Single by Icehouse

from the album Measure for Measure
- B-side: "The Perfect Crime"
- Released: 28 October 1985
- Recorded: 1985
- Genre: New wave
- Length: 4:40 (Album Version); 4:40 (instrumental); 3:45 (12" Version); 4:10 (7" Version); 8:50 (US Club Mix); 6:11 (Extended Mix); 5:12 (Dub Mix);
- Label: Regular; Chrysalis;
- Songwriters: Iva Davies; Robert Kretschmer;
- Producers: Iva Davies; Rhett Davies;

Icehouse singles chronology
| "Dusty Pages" (1984) | "No Promises" (1985) | "Baby You're So Strange" (1986) |

= No Promises (Icehouse song) =

"No Promises" is a song by the Australian band Icehouse, released in October 1985, as the first single issued from the band's 1986 album, Measure for Measure. The single was released in Australia through Regular Records, on 7", 12" and maxi-cassette single formats. Chrysalis Records issued the single in the UK and Europe on 7" and 12" formats, with different track listings. "No Promises" was subsequently released in the US by Chrysalis on 7" and 12" formats, again with different track listings. The single peaked at #30 on the Australian singles chart in February 1986.

The song was originally composed and recorded as part of the Boxes dance collaboration between Icehouse and the Graeme Murphy's Sydney Dance Company performed in late 1985 at the Sydney Opera House.

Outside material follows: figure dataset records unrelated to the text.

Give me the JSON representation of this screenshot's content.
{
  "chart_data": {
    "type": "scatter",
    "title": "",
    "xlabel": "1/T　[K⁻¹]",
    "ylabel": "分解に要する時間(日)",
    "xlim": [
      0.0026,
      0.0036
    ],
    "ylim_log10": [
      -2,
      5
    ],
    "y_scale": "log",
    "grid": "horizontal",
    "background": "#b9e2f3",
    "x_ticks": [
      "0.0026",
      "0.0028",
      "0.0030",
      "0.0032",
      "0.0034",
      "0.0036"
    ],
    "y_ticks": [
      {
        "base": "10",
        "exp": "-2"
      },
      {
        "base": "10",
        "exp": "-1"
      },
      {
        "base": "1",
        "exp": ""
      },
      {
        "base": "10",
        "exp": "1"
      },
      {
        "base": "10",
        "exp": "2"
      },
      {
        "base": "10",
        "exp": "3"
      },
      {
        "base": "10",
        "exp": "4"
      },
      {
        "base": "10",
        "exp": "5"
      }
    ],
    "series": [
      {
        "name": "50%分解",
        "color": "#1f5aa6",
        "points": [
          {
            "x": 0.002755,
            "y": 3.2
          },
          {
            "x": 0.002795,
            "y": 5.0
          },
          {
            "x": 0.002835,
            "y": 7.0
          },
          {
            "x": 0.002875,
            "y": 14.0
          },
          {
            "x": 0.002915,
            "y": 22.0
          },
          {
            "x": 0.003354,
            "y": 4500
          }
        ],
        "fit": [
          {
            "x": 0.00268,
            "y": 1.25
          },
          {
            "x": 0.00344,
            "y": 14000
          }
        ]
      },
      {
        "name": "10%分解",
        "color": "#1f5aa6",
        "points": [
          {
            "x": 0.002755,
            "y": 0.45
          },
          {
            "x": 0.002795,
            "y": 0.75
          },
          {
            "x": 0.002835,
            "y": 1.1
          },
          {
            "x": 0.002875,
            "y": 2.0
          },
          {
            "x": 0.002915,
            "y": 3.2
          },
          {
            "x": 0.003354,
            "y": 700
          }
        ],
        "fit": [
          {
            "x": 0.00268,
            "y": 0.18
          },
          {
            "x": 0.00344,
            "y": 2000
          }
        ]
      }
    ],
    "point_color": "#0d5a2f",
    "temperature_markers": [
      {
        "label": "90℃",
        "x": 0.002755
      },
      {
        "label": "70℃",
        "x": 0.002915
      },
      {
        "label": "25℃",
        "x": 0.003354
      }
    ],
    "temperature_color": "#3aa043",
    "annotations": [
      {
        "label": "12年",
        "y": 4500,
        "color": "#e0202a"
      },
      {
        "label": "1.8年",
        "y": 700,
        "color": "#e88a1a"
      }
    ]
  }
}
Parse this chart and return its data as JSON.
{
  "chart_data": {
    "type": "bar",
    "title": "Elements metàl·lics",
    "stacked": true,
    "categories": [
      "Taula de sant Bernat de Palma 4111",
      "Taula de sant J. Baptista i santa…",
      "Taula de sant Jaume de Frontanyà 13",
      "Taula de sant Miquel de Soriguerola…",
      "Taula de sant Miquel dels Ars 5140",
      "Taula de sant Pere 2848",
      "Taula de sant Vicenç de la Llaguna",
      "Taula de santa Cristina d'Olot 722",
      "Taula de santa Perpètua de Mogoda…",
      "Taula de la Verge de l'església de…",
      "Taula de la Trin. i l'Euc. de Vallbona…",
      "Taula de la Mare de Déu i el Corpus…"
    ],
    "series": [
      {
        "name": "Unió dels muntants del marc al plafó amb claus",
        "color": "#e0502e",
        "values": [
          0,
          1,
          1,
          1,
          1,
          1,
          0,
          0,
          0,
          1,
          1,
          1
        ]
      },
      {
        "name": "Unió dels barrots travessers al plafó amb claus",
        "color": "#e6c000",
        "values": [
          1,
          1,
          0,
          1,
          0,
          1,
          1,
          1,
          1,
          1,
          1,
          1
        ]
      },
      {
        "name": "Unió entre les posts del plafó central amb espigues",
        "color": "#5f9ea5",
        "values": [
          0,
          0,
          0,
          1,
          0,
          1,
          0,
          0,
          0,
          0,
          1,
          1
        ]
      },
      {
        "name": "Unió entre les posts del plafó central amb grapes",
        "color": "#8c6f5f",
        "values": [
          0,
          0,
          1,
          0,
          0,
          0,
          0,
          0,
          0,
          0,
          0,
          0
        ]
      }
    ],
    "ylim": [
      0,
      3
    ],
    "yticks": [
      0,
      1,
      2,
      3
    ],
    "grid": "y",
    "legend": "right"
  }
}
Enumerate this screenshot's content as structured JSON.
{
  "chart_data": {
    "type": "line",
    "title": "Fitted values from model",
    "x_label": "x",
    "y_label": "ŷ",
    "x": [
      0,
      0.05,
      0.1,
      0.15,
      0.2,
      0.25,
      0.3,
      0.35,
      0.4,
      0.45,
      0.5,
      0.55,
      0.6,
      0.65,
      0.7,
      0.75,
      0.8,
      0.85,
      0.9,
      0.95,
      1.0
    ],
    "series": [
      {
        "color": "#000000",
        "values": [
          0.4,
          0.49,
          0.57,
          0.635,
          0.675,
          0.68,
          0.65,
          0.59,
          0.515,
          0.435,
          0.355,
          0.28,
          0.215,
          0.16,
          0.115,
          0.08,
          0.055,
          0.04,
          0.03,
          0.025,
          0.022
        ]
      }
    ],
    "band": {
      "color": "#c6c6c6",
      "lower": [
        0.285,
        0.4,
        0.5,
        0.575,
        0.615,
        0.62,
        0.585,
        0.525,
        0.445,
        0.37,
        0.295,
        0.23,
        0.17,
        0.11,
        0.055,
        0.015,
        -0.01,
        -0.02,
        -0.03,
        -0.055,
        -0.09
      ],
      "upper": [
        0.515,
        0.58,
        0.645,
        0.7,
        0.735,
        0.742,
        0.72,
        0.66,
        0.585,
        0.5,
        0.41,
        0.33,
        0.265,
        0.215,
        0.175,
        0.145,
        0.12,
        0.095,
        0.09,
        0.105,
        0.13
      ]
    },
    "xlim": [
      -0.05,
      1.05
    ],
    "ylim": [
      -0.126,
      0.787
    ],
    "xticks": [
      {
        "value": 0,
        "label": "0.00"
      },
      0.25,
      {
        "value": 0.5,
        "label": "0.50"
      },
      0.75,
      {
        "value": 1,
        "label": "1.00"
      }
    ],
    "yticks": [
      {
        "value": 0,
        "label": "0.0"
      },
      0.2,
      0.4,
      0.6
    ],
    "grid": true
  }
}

A remixed version by (Love) Tattoo was included on the Icehouse remix album Meltdown in 2002.
Two music videos were filmed to promote the single; the second of these was directed by Dieter Trattmann.

==Track listings==
- 7" single (Australian/NZ release)
1. "No Promises" – 4:10
2. "The Perfect Crime" – 3:34

- 7" single (UK/Europe release)
3. "No Promises" – 4:10
4. "The Perfect Crime" – 3:34

- 12" single (Australian/NZ release)
5. "No Promises" (extended mix)
6. "The Tempest"
7. "Gravity"
8. "Terra Incognito"

- 12" single (UK/Europe release)
9. "No Promises" (extended mix) – 7:00
10. "No Promises" – 3:40
11. "The Perfect Crime" – 5:58

- 7" single (US release)
12. "No Promises" – 3:59
13. "Into The Wild" – 4:52

- 12" single (US release)
14. "No Promises" (club mix) – 8:45
15. "No Promises" (dub) – 5:10
16. "No Promises" (instrumental) – 4:40

==Charts==

| Chart (1985–1986) | Peak position |
|---|---|
| Australia (Kent Music Report) | 30 |
| Belgium (Ultratop 50 Flanders) | 34 |
| Canada (RPM Top Singles) | 61 |
| New Zealand (Recorded Music NZ) | 29 |
| UK Singles (Official Charts) | 72 |
| US Billboard Hot 100 | 79 |
| US Billboard Top Rock Tracks | 9 |
| US Billboard Dance Club Songs | 7 |
| US Billboard Hot Dance Singles Sales | 32 |

==Trivia==

Neil Peart of Rush has claimed in his memoirs "Roadshow – Landscape With Drums: a Concert Tour by Motorcycle" that "No Promises" was his favorite song during August of 1986:

One week in August of '86, I went down to Newport with a group of friends from Toronto (the parking tag from Newport Yacht Club still hangs in my garage, and my favorite song at the time was "No Promises," by an Australian band called Icehouse-I remember playing it again and again as I drove my Porsche 911 convertible through the White Mountains of New Hampshire).